Now That The Dust Has Settled, The Endpoints Are Clearer

The release of the UDI Final Rule was a relief for many — as limited direct part marking is required, multipacks need only bear UDI on the outside carton and even the alignment with the ISO 13485 date format, which is already in wide use. 

But the clock is ticking and compliance dates are coming fast. If you need an extension for your Class III device, you will need to assemble your rationale before June 23, 2014, and be prepared to explain the compelling need for extension.
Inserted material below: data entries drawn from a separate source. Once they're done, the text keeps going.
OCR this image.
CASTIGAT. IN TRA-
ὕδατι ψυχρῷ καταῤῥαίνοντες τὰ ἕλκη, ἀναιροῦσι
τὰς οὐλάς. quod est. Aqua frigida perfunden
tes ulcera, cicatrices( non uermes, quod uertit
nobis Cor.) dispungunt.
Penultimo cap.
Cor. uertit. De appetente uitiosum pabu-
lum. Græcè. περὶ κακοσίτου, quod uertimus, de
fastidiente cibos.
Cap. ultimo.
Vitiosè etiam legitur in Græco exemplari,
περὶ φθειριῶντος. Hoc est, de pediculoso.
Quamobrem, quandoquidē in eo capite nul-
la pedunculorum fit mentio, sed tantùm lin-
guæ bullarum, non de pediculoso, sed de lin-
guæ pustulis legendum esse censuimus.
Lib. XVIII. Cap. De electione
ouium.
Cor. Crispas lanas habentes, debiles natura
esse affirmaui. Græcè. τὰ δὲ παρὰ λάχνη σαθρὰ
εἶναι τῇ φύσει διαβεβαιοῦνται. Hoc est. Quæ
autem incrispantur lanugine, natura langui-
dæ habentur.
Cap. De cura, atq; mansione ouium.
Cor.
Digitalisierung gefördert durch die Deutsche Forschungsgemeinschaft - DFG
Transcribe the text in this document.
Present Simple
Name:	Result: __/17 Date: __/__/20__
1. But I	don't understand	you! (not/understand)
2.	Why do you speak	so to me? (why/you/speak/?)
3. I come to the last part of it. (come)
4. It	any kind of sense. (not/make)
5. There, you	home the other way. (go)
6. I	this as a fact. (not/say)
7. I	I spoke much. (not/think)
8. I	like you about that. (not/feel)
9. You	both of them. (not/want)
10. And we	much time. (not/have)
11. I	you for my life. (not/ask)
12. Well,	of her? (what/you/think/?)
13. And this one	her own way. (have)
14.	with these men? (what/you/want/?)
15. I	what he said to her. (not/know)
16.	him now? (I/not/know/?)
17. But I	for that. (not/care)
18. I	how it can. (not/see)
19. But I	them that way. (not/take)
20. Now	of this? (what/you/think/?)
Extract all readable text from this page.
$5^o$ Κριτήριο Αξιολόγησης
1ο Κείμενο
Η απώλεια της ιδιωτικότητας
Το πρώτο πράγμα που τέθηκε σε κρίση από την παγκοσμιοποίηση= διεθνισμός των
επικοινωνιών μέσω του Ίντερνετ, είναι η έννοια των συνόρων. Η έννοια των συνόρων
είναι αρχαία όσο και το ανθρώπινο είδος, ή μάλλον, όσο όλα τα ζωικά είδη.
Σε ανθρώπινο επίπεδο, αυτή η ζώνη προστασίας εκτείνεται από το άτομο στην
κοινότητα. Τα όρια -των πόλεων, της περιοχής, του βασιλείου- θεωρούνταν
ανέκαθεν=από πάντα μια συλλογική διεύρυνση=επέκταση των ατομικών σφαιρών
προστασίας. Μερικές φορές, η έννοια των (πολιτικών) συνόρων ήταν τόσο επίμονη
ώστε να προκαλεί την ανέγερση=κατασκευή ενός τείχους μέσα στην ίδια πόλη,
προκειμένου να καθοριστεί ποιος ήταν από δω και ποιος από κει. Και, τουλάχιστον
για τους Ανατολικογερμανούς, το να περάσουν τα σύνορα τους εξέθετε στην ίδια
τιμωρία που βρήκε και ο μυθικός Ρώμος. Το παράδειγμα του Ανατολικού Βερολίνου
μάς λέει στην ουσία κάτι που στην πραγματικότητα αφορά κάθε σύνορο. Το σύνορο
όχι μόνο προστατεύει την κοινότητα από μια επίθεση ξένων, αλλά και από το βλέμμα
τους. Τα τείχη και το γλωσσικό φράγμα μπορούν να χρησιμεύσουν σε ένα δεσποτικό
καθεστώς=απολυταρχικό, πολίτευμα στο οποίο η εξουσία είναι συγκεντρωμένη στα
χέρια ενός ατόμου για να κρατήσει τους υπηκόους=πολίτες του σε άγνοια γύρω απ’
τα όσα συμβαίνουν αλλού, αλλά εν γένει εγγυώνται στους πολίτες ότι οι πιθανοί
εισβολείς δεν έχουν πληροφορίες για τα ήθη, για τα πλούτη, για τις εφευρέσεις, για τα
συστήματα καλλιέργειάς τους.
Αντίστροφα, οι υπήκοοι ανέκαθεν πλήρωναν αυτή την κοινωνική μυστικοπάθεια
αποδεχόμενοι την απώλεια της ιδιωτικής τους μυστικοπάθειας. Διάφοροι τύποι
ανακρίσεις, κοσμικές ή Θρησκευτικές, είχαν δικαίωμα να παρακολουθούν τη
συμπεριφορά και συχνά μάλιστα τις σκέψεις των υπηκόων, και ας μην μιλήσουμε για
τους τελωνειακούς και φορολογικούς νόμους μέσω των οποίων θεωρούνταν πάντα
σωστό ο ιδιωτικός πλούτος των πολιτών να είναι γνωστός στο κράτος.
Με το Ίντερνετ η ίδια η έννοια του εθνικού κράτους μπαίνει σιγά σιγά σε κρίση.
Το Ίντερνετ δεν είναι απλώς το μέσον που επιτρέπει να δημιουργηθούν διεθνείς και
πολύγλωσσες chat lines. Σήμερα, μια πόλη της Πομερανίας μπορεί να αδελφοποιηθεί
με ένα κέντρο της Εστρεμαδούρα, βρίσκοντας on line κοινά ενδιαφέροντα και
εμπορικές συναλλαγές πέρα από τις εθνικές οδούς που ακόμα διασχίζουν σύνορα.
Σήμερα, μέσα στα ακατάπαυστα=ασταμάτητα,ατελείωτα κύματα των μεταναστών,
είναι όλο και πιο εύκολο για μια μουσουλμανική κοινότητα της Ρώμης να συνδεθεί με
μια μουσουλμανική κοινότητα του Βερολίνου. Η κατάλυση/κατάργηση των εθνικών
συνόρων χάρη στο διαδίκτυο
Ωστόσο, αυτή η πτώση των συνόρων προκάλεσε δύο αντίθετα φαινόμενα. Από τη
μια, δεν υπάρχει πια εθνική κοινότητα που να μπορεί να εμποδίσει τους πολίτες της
Also, assembly of GUDID elements cannot be an afterthought — it should be done in parallel with your UDI labeling workstreams, and all complex elements need to align.  Consider outside professional help in assembly, formatting, error checking, and submission of GUDID data, and free up the necessary internal resources to focus on UDI labeling and manufacture issues. Finally, for Class II and Class I device manufactures, monitor the Class III submission process and try to glean lessons learned to help assembly of your records in the following years.

Author Bio:  Tom Beatty leads the UDI Compliance Practice for QDevice, a division of QPharma, Inc. He has more than 18 years of life sciences market and project experience and is a graduate of the University of Notre Dame.

Acknowledgement: The author would like to thank Brendan Middleton of QPharma, Inc. for his editorial contributions.